| Piłka nożna / PKO BP Ekstraklasa
Bejba, its kajnda krejsa – to pierwsze słowa eurowizyjnego hitu Blanki. Artystka wystąpiła w przerwie meczu 1. kolejki PKO BP Ekstraklasy pomiędzy Śląskiem Wrocław a Lechią Gdańsk (1:1). Słynny już frazes pasuje jak ulał do tego dziwnego spotkania, które obfitowało w gola z 50. metrów i bramkę w ostatnich minutach gry.
Na ten dzień czekali wszyscy sympatycy piłki we Wrocławiu. Piłkarze Śląska po 55 dniach przerwy wrócili na boiska PKO BP Ekstraklasy. W poprzednim sezonie sprawili gigantyczną niespodziankę, zdobywając wicemistrzostwo Polski. Do ostatniej kolejki walczyli o końcowy triumf z Jagiellonią, ale ostatecznie przegrali bilansem bezpośrednich spotkań.

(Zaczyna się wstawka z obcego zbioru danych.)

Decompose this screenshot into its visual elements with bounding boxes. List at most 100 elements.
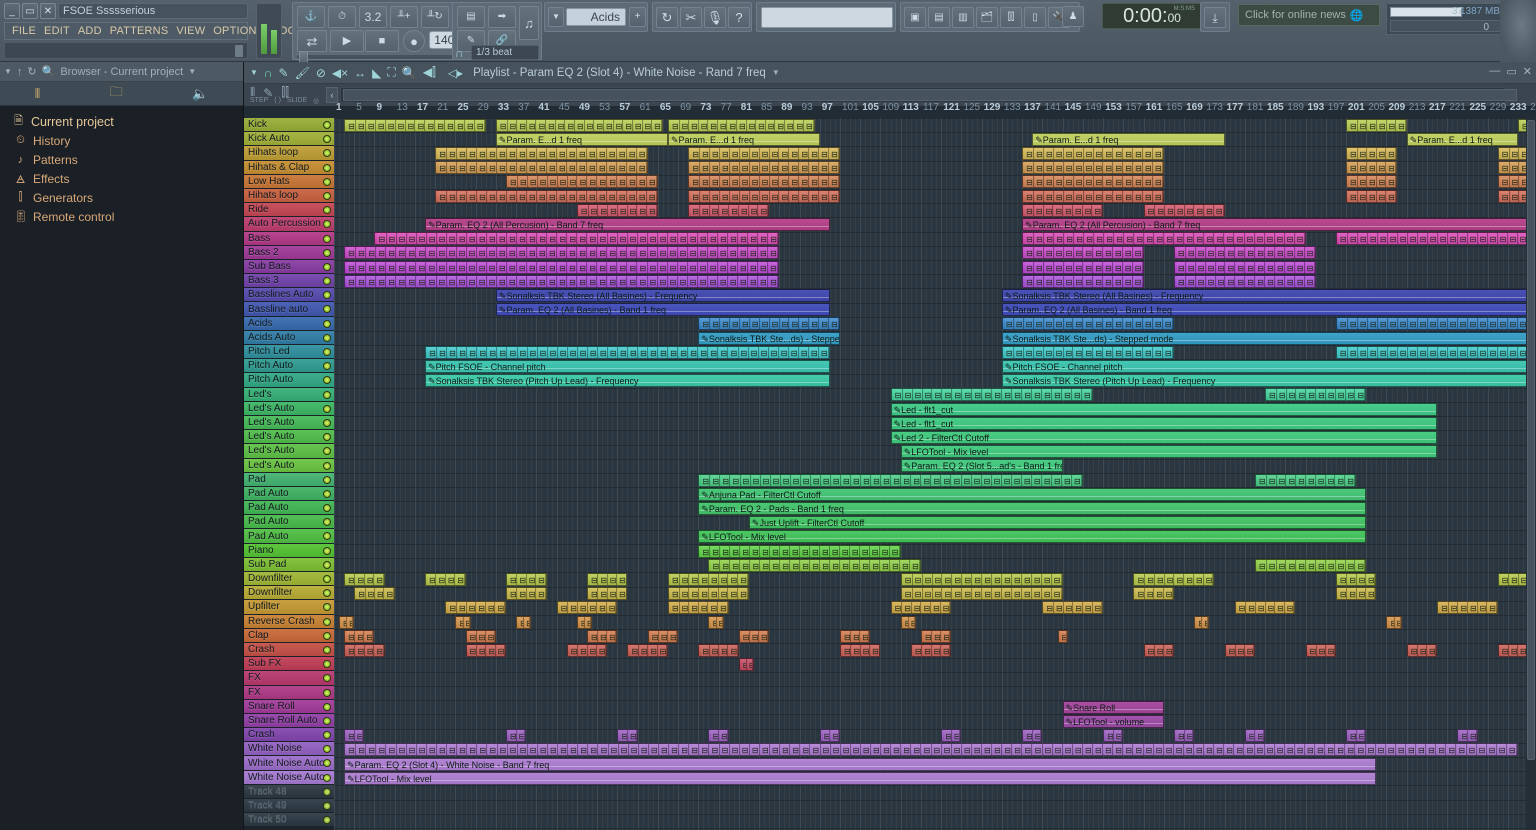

Choć trener Jacek Magiera zapowiadał, że ten sezon będzie o wiele trudniejszy niż poprzedni, kibice WKS-u byli przed inauguracją rozgrywek optymistycznie nastawieni. Humory dopisywały na trybunach tym bardziej, że pierwszym rywalem była Lechia Gdańsk. Po ponad roku przerwy ponownie doszło do "meczu przyjaźni", a zaprzyjaźnieni kibice dwóch zespołów wspólnie, a nie solo, z trybuny B mogli dopingować swoich ulubieńców.

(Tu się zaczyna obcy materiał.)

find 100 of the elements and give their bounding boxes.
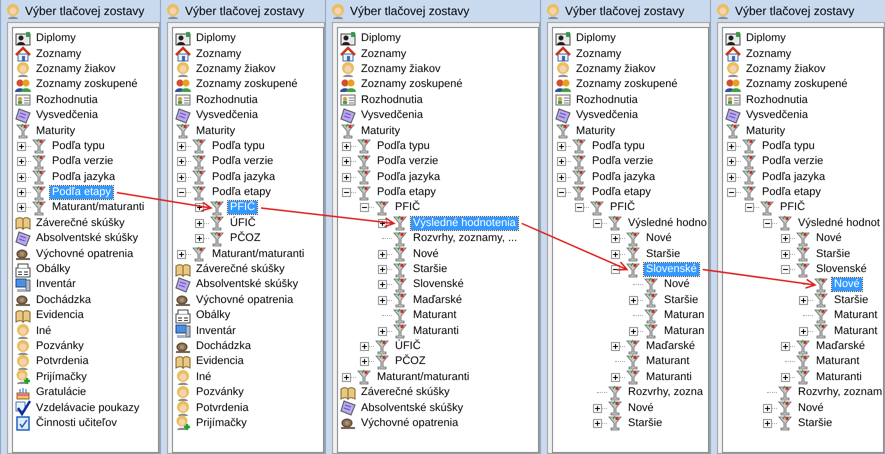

Faworytem był Śląsk, tym bardziej, że beniaminek był w ostatnich miesiącach targany organizacyjnymi problemami. Nic nie zwiastowało nadchodzącej katastrofy...
Defensywa Śląska w poprzednim sezonie straciła tylko 31 goli, najmniej w całej lidze. Nie przyzwyczaiła do kardynalnych błędów i kuriozalnych gaf. Dlatego tym bardziej szokująca była wpadka Simeona Petrowa z 13. minuty. Reprezentant Bułgarii wystawił piłkę w okolicach 50. metra do Tomasza Neugebauera. 21-latek zobaczył, że Rafał Leszczyński jest wysoko ustawiony i długo nie myśląc, zdecydował się na widowiskowy strzał z połowy boiska. Piłka wpadła do siatki i już w drugim meczu zobaczyliśmy być może jednego z najbardziej kuriozalnych goli tego sezonu.
Śląsk po zaskakującej stracie bramki szarpał, atakował, ale brakowało konkretu. Długo będzie trwać tęsknota po królu strzelców rozgrywek Eriku Exposito, który zamienił polskie boiska na te katarskie. Sebastian Musiolik próbował wcielić się w jego rolę, ale bezskutecznie.
Ci, którzy myśleli, że zespół gospodarzy napędzi występ Blanki, srogo się pomylili. Artystka, która w 2023 roku reprezentowała Polskę na 68. Konkursie Piosenki Eurowizji, zaśpiewała w przerwie swój wielki przebój "Solo". Występ niekoniecznie spodobał się kibicom Śląska i Lechii, którzy wygwizdali piosenkarkę.
Od momentu zakończenia występu Blanki do 80. minuty na boisku wiało nudą. Dopiero w końcówce Śląsk zaatakował mocniej Lechię, ale znakomicie bronił bramkarz Bogdan Sarnawski. W trzeciej minucie doliczonego czasu gry musiał skapitulować. Po asyście kapitana Aleksa Petkowa, rezerwowy młodzieżowiec Tommaso Guercio zdobył premierową bramkę w Ekstraklasie.
Wicemistrz Polski w ostatnich minutach wyszarpał z beniaminkiem jeden punkt. Ot, ekstraklasa w pigułce, czyli "kajnda krejsa".